Monday, July 23, 2018

Maine Supreme Judicial Court: Claim Alleging Bad Faith Patent Assertion Preempted

The opinion in Puritan Medical Products Co. v. Copan Italia s.P.a is available here.  (Hat tip to Professor Paul Gugliuzza for noting this case on Twitter; his article on the subject, Patent Trolls and Preemption, 101 Va. L. Rev. 1579 (2015), is cited in the opinion.)  As I note in my recent book Patent Wars, "since 2013 over thirty state legislatures have enacted laws forbidding the 'bad faith assertion of patent infringement,'" but "Federal Circuit case law in recent years has required persons asserting more traditional unfair competition claims premised on the wrongful assertion of IP rights" to prove that the claims asserted by the defendant were both objectively and subjectively baseless; and that if this principle is correct "the impact of these state laws would appear to be rather limited."  Now the Maine Supreme Judicial Court has held that the claim asserted in this case was preempted by federal patent law, because the plaintiff did not prove by clear and convincing evidence that the defendant's assertion was objectively baseless.  For his part, Professor Gugliuzza thinks that the Maine court applied the Federal Circuit's case law correcfly, but that that case law itself is dubious.  See Gugliuzza, supra, at 1584 (arguing that “the Federal Circuit's preemption rule is wrong as a matter of doctrine, is misguided as a matter of policy, and ignores important lessons from the history of patent enforcement”).

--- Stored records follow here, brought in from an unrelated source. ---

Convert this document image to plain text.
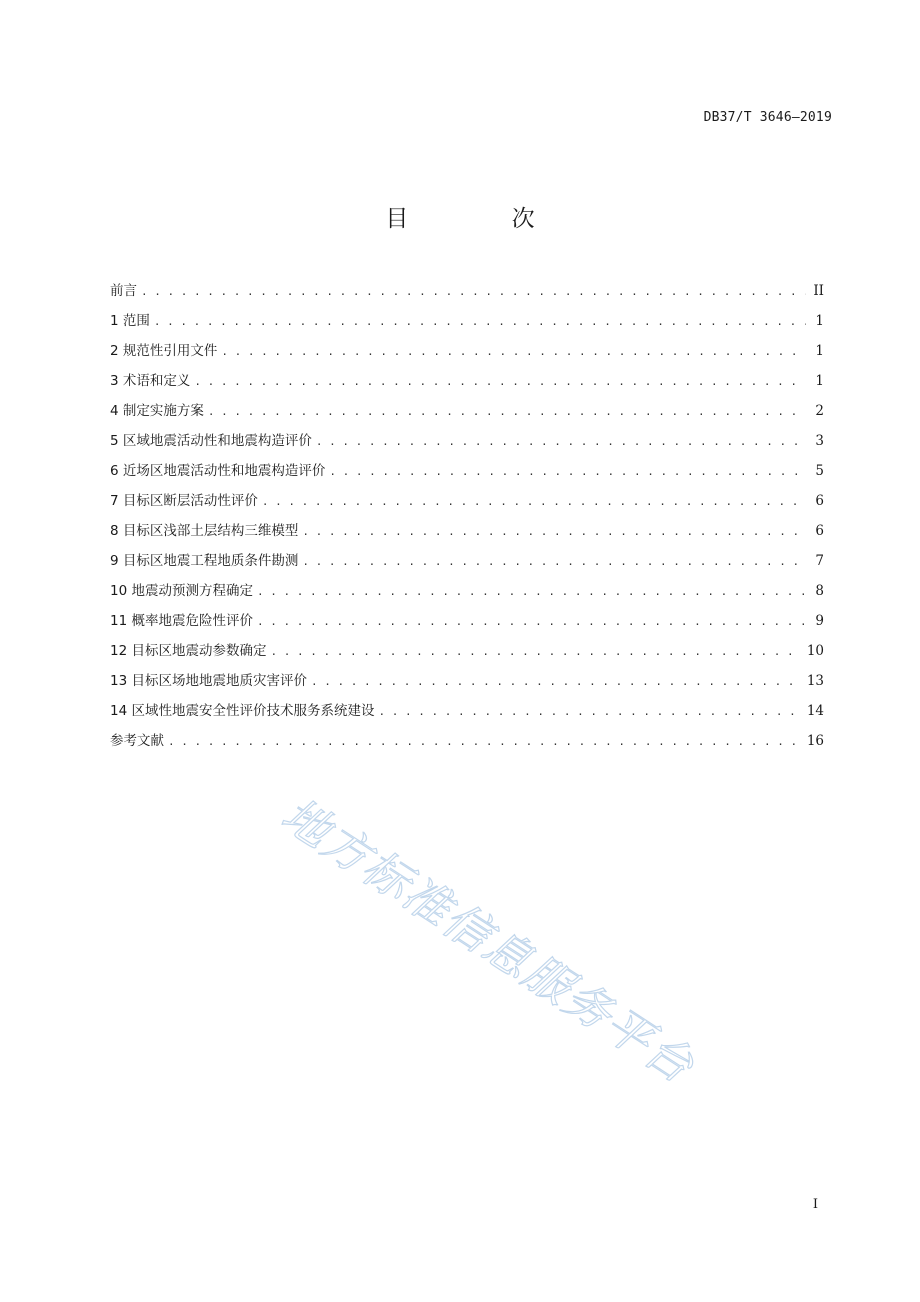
DB37/T 3646—2019
目 次
前言 . . .	II
1 范围 . . .	1
2 规范性引用文件 . . .	1
3 术语和定义 . . .	1
4 制定实施方案 . . .	2
5 区域地震活动性和地震构造评价 . . .	3
6 近场区地震活动性和地震构造评价 . . .	5
7 目标区断层活动性评价 . . .	6
8 目标区浅部土层结构三维模型 . . .	6
9 目标区地震工程地质条件勘测 . . .	7
10 地震动预测方程确定 . . .	8
11 概率地震危险性评价 . . .	9
12 目标区地震动参数确定 . . .	10
13 目标区场地地震地质灾害评价 . . .	13
14 区域性地震安全性评价技术服务系统建设 . . .	14
参考文献 . . .	16
地方标准信息服务平台
I
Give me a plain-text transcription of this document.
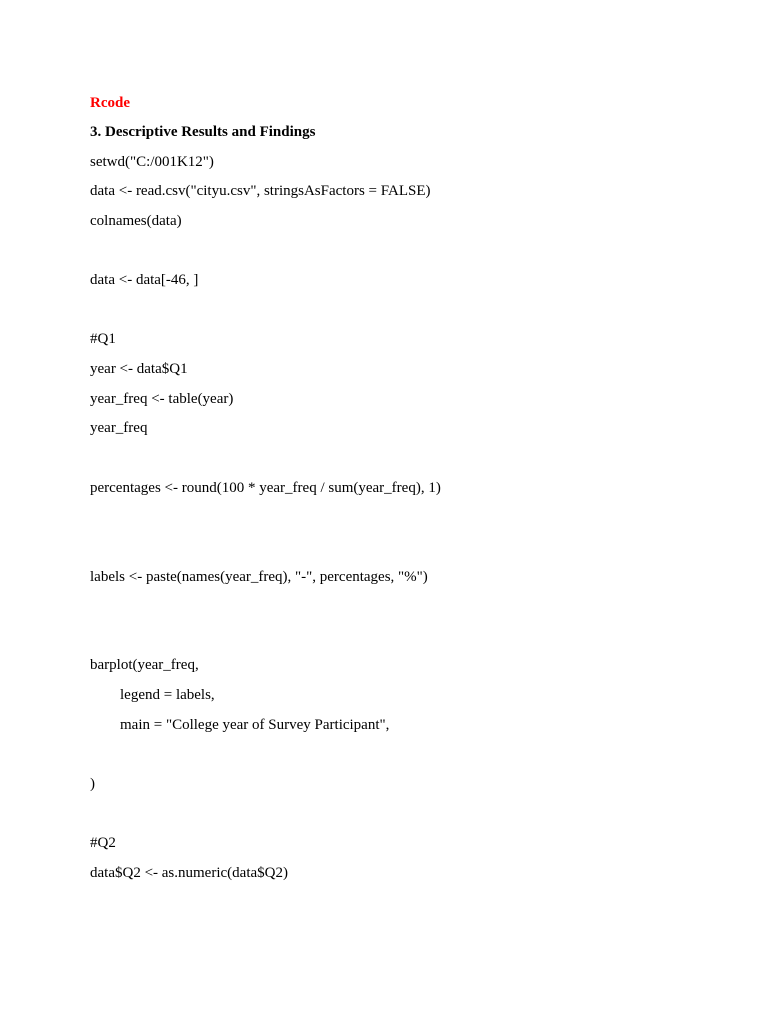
Rcode
3. Descriptive Results and Findings
setwd("C:/001K12")
data <- read.csv("cityu.csv", stringsAsFactors = FALSE)
colnames(data)
data <- data[-46, ]
#Q1
year <- data$Q1
year_freq <- table(year)
year_freq
percentages <- round(100 * year_freq / sum(year_freq), 1)
labels <- paste(names(year_freq), "-", percentages, "%")
barplot(year_freq,
legend = labels,
main = "College year of Survey Participant",
)
#Q2
data$Q2 <- as.numeric(data$Q2)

Also on the topic of patent assertion, the IAM Blog has an interesting story this morning titled Husband and Wife Accused of Patent Troll Activity Face Criminal Extortion Charges in Shanghai.  As the author, Jacob Schindler, notes, "As cases like this come to public attention, it may be that China is headed for a big public debate over the role of NPEs in its patent system.  That could have a huge impact on almost all global tech companies, as well as local patent stakeholders in China."